CAMP PIERPONT, VA., December 27, 1861.
You have doubtless seen in the papers the enemy's account of the Dranesville fight. From their own showing they had a larger force than we, and chose their own position and time of attack, and yet were not only beaten, but most ignominiously driven off the field. It is without doubt one of the most brilliant and successful affairs of the war, and the only success that has been accomplished as yet by the Grand Army of the Potomac.
You are mistaken in calling Ord a civilian. He is a West Pointer, having graduated some four or five years after me, and has always been in the artillery, of which branch of the service he has always been considered a distinguished officer. Unfortunately for him, McCall's appearance on the field, just at the close of the affair, has given an opportunity to the latter to carry off the lion's share of the glory; but Ord was the man. I do not now remember what I wrote to you, but I should be sorry to do injustice to our men, and the fact is not to be disguised, that they behaved better than we expected.
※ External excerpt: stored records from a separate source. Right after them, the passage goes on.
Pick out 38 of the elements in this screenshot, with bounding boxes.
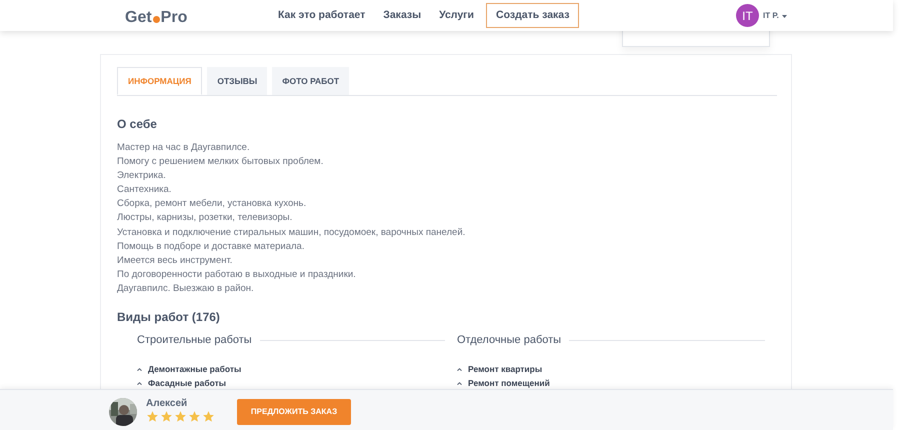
star-icon (174, 410, 187, 423)
tab[interactable]: ФОТО РАБОТ (272, 67, 350, 95)
nav-link[interactable]: Заказы (375, 3, 430, 28)
star-icon (188, 410, 201, 423)
chevron-up-icon (457, 368, 462, 372)
master-name: Алексей (146, 397, 188, 411)
tab[interactable]: ОТЗЫВЫ (207, 67, 268, 95)
about-text-line: Даугавпилс. Выезжаю в район. (117, 282, 254, 296)
star-icon (202, 410, 215, 423)
about-text-line: Имеется весь инструмент. (117, 254, 232, 268)
work-type-link[interactable]: Ремонт помещений (468, 377, 550, 390)
chevron-up-icon (137, 368, 142, 372)
about-text-line: Сборка, ремонт мебели, установка кухонь. (117, 197, 306, 212)
work-type-link[interactable]: Фасадные работы (148, 377, 226, 390)
about-text-line: Мастер на час в Даугавпилсе. (117, 141, 250, 155)
star-icon (146, 410, 159, 423)
about-text-line: Установка и подключение стиральных машин, посудомоек, варочных панелей. (117, 226, 466, 240)
about-text-line: Электрика. (117, 169, 166, 184)
nav-link[interactable]: Услуги (431, 3, 482, 28)
nav-link[interactable]: Как это работает (270, 3, 374, 28)
chevron-up-icon (137, 382, 142, 386)
about-text-line: Помогу с решением мелких бытовых проблем. (117, 155, 324, 170)
about-text-line: По договоренности работаю в выходные и праздники. (117, 268, 356, 282)
category-title: Отделочные работы (457, 333, 562, 348)
about-title: О себе (117, 116, 158, 133)
star-icon (160, 410, 173, 423)
logo[interactable]: Get Pro (125, 6, 188, 30)
work-type-link[interactable]: Ремонт квартиры (468, 363, 542, 376)
work-types-title: Виды работ (176) (117, 309, 221, 326)
about-text-line: Помощь в подборе и доставке материала. (117, 240, 304, 254)
caret-icon (782, 14, 787, 18)
work-type-link[interactable]: Демонтажные работы (148, 363, 242, 376)
about-text-line: Люстры, карнизы, розетки, телевизоры. (117, 211, 292, 226)
category-title: Строительные работы (137, 333, 252, 348)
about-text-line: Сантехника. (117, 183, 172, 198)
user-menu[interactable]: IT P. (763, 10, 787, 22)
chevron-up-icon (457, 382, 462, 386)
user-avatar[interactable]: IT (736, 4, 759, 27)
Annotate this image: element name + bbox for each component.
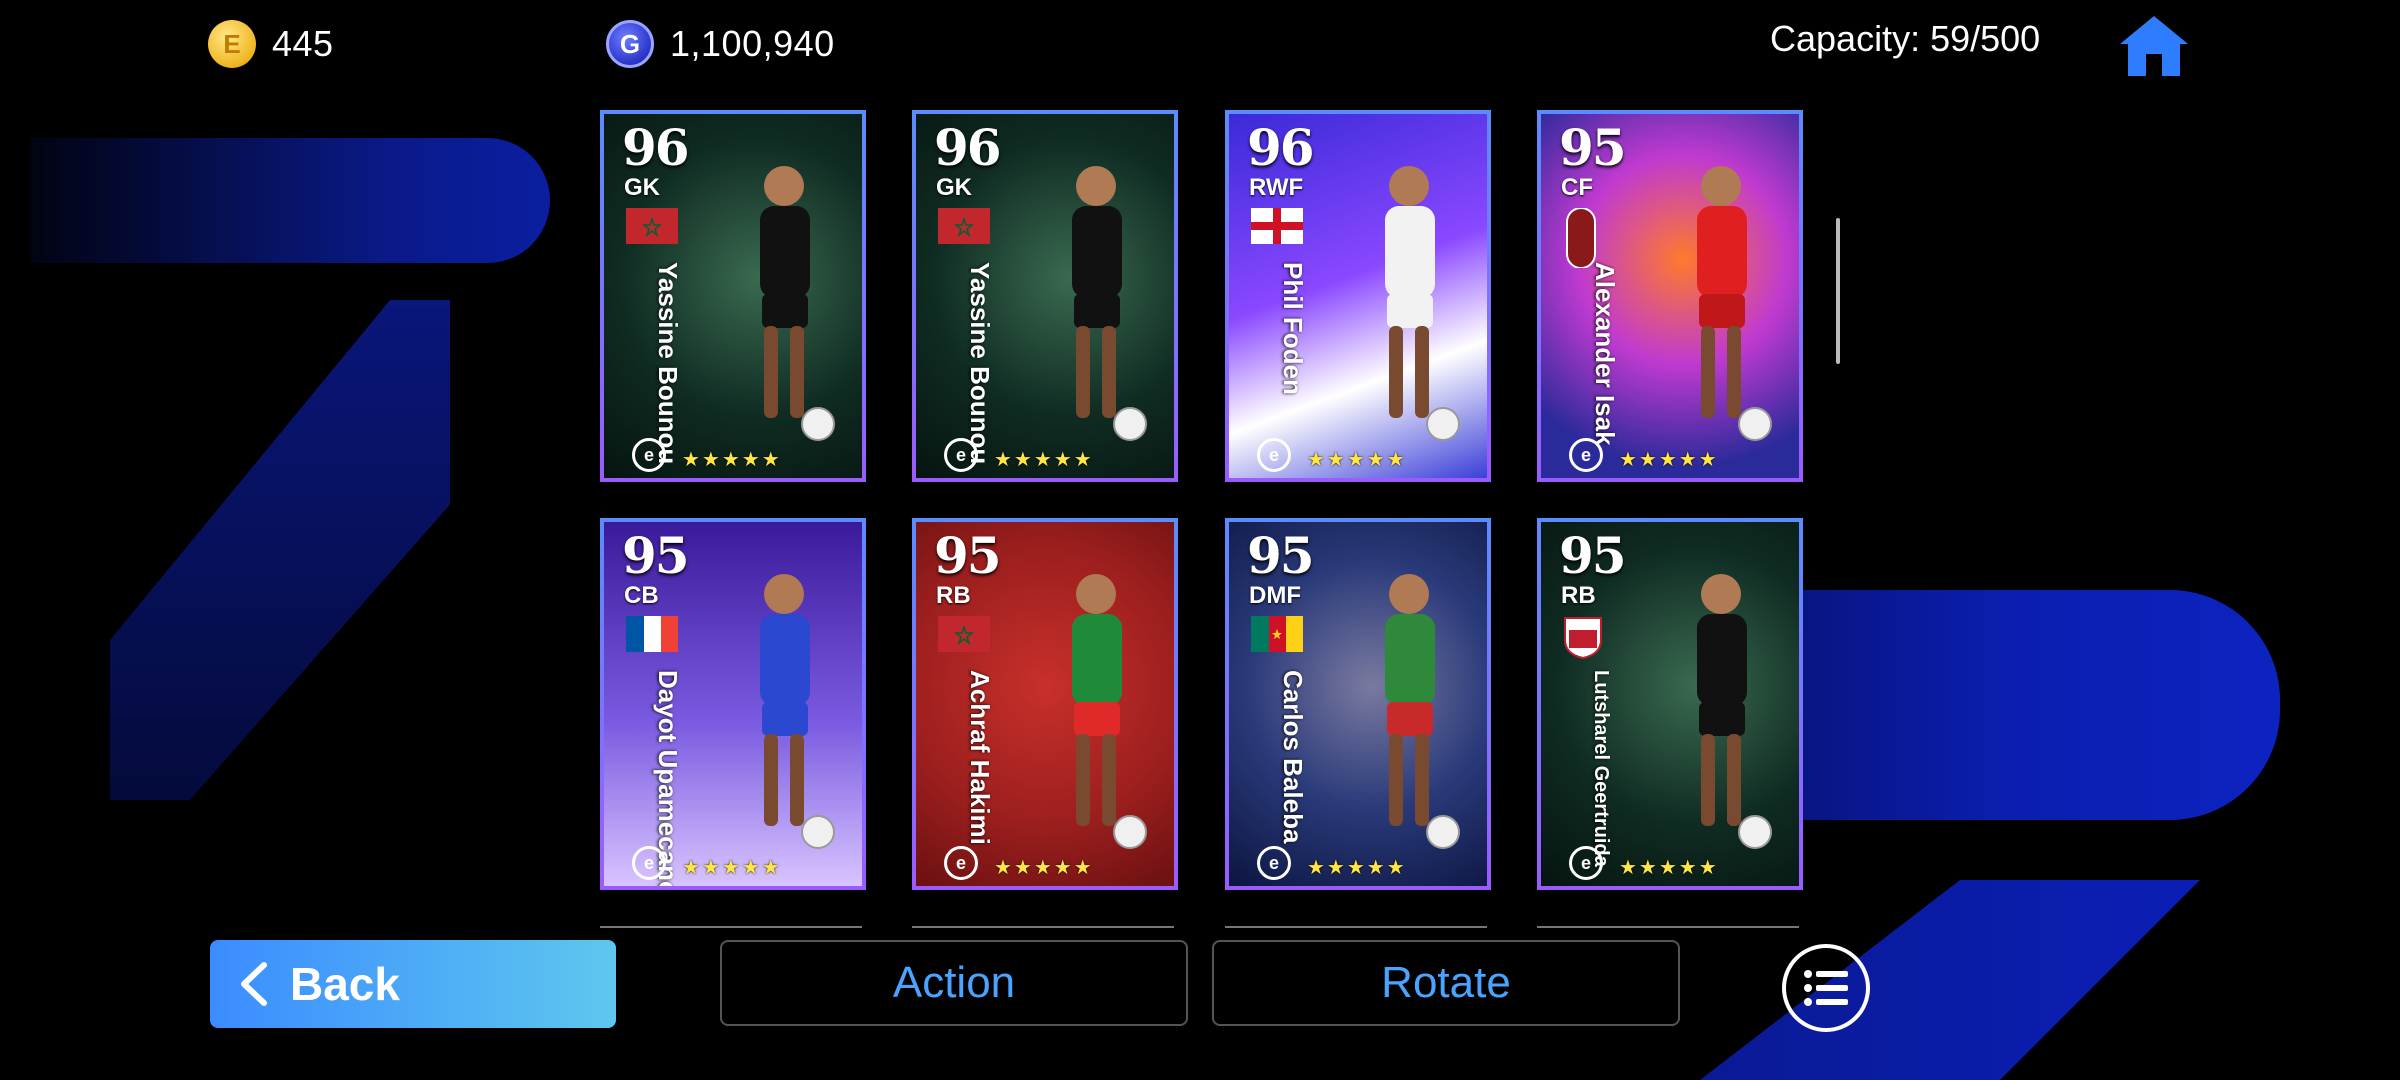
- player-name: Yassine Bounou: [965, 262, 995, 465]
- card-rating: 95: [934, 526, 1002, 585]
- player-card[interactable]: 95 DMF Carlos Baleba e ★★★★★: [1225, 518, 1491, 890]
- rotate-button-label: Rotate: [1381, 958, 1511, 1007]
- row-separator: [1225, 926, 1487, 928]
- nation-flag: [626, 208, 678, 244]
- player-name: Carlos Baleba: [1278, 670, 1308, 844]
- row-separator: [1537, 926, 1799, 928]
- efootball-logo-icon: e: [632, 438, 666, 472]
- player-name: Achraf Hakimi: [965, 670, 995, 845]
- player-card[interactable]: 96 RWF Phil Foden e ★★★★★: [1225, 110, 1491, 482]
- back-button[interactable]: Back: [210, 940, 616, 1028]
- player-figure: [1072, 574, 1147, 849]
- card-stars: ★★★★★: [994, 857, 1094, 879]
- player-name: Yassine Bounou: [653, 262, 683, 465]
- e-coin-icon: E: [208, 20, 256, 68]
- nation-flag: [938, 208, 990, 244]
- card-stars: ★★★★★: [1307, 857, 1407, 879]
- player-name: Lutsharel Geertruida: [1590, 670, 1612, 867]
- coin-balance: E 445: [208, 14, 334, 74]
- efootball-logo-icon: e: [1257, 846, 1291, 880]
- player-figure: [760, 166, 835, 441]
- card-stars: ★★★★★: [994, 449, 1094, 471]
- gp-balance: G 1,100,940: [606, 14, 835, 74]
- efootball-logo-icon: e: [632, 846, 666, 880]
- card-rating: 95: [1247, 526, 1315, 585]
- action-button[interactable]: Action: [720, 940, 1188, 1026]
- card-stars: ★★★★★: [682, 857, 782, 879]
- nation-flag: [1563, 616, 1615, 660]
- player-card[interactable]: 95 CF Alexander Isak e ★★★★★: [1537, 110, 1803, 482]
- card-rating: 95: [1559, 526, 1627, 585]
- card-position: DMF: [1249, 582, 1301, 609]
- nation-flag: [1251, 616, 1303, 652]
- card-rating: 95: [622, 526, 690, 585]
- player-card[interactable]: 96 GK Yassine Bounou e ★★★★★: [912, 110, 1178, 482]
- player-figure: [1697, 166, 1772, 441]
- gp-amount: 1,100,940: [670, 23, 835, 64]
- player-figure: [1385, 166, 1460, 441]
- player-name: Phil Foden: [1278, 262, 1308, 395]
- card-rating: 96: [1247, 118, 1315, 177]
- card-stars: ★★★★★: [1619, 857, 1719, 879]
- card-position: RB: [1561, 582, 1596, 609]
- card-rating: 95: [1559, 118, 1627, 177]
- card-rating: 96: [622, 118, 690, 177]
- card-position: RB: [936, 582, 971, 609]
- player-card[interactable]: 95 CB Dayot Upamecano e ★★★★★: [600, 518, 866, 890]
- nation-flag: [626, 616, 678, 652]
- capacity-label: Capacity: 59/500: [1770, 18, 2041, 59]
- card-position: GK: [936, 174, 972, 201]
- efootball-logo-icon: e: [944, 846, 978, 880]
- card-stars: ★★★★★: [1619, 449, 1719, 471]
- background-diagonal: [110, 300, 450, 800]
- row-separator: [912, 926, 1174, 928]
- coin-amount: 445: [272, 23, 334, 64]
- player-figure: [1072, 166, 1147, 441]
- card-position: CF: [1561, 174, 1593, 201]
- rotate-button[interactable]: Rotate: [1212, 940, 1680, 1026]
- nation-flag: [1563, 207, 1615, 269]
- efootball-logo-icon: e: [1569, 846, 1603, 880]
- player-card[interactable]: 95 RB Achraf Hakimi e ★★★★★: [912, 518, 1178, 890]
- background-diagonal-bottom: [1700, 880, 2200, 1080]
- efootball-logo-icon: e: [1569, 438, 1603, 472]
- player-figure: [1385, 574, 1460, 849]
- background-bar: [30, 138, 550, 263]
- player-name: Alexander Isak: [1590, 262, 1620, 446]
- row-separator: [600, 926, 862, 928]
- card-rating: 96: [934, 118, 1002, 177]
- list-menu-icon: [1804, 970, 1848, 1006]
- chevron-left-icon: [241, 962, 267, 1006]
- action-button-label: Action: [892, 958, 1016, 1007]
- efootball-logo-icon: e: [1257, 438, 1291, 472]
- player-figure: [760, 574, 835, 849]
- player-card[interactable]: 95 RB Lutsharel Geertruida e ★★★★★: [1537, 518, 1803, 890]
- home-button[interactable]: [2118, 12, 2190, 78]
- gp-coin-icon: G: [606, 20, 654, 68]
- scrollbar-thumb[interactable]: [1836, 218, 1840, 364]
- card-stars: ★★★★★: [1307, 449, 1407, 471]
- card-position: GK: [624, 174, 660, 201]
- home-icon: [2120, 16, 2188, 76]
- nation-flag: [938, 616, 990, 652]
- list-menu-button[interactable]: [1782, 944, 1870, 1032]
- back-button-label: Back: [290, 958, 400, 1010]
- card-position: CB: [624, 582, 659, 609]
- efootball-logo-icon: e: [944, 438, 978, 472]
- player-card[interactable]: 96 GK Yassine Bounou e ★★★★★: [600, 110, 866, 482]
- card-position: RWF: [1249, 174, 1304, 201]
- card-stars: ★★★★★: [682, 449, 782, 471]
- nation-flag: [1251, 208, 1303, 244]
- player-figure: [1697, 574, 1772, 849]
The weather continues very boisterous and cold, rendering life in camp proportionately uncomfortable. I do not mind the cold, because exercise by day and plenty of blankets by night will remedy it; but the terrible wind, which penetrates and searches into everything, shaking your tent and making you believe each moment it is coming down, filling it with smoke from your chimney, so that half the time you cannot keep any fire — this is what renders us so uncomfortable. Still we get along and preserve our health wonderfully.
How strange it is and how little we can anticipate events! Do you remember when you accompanied me to Washington, about the 1st of September, that I was nervous for fear Washington might be attacked before you reached it — then, after being assigned to McCall, how nervous I was lest a battle should come off before I got my brigade? And now four months have elapsed without matters changing their aspect materially.
I infer from the tone of the public press that the war with England will be avoided, if concession on our part can keep it off, and that Mason and Slidell will be given up, and Wilkes's act disavowed, unless the ultras are too strong for Seward1 and the President, or unless they see that England is determined to fight us and there is no use in trying to avoid the conflict.
1 William H. Seward, secretary of state of the United States.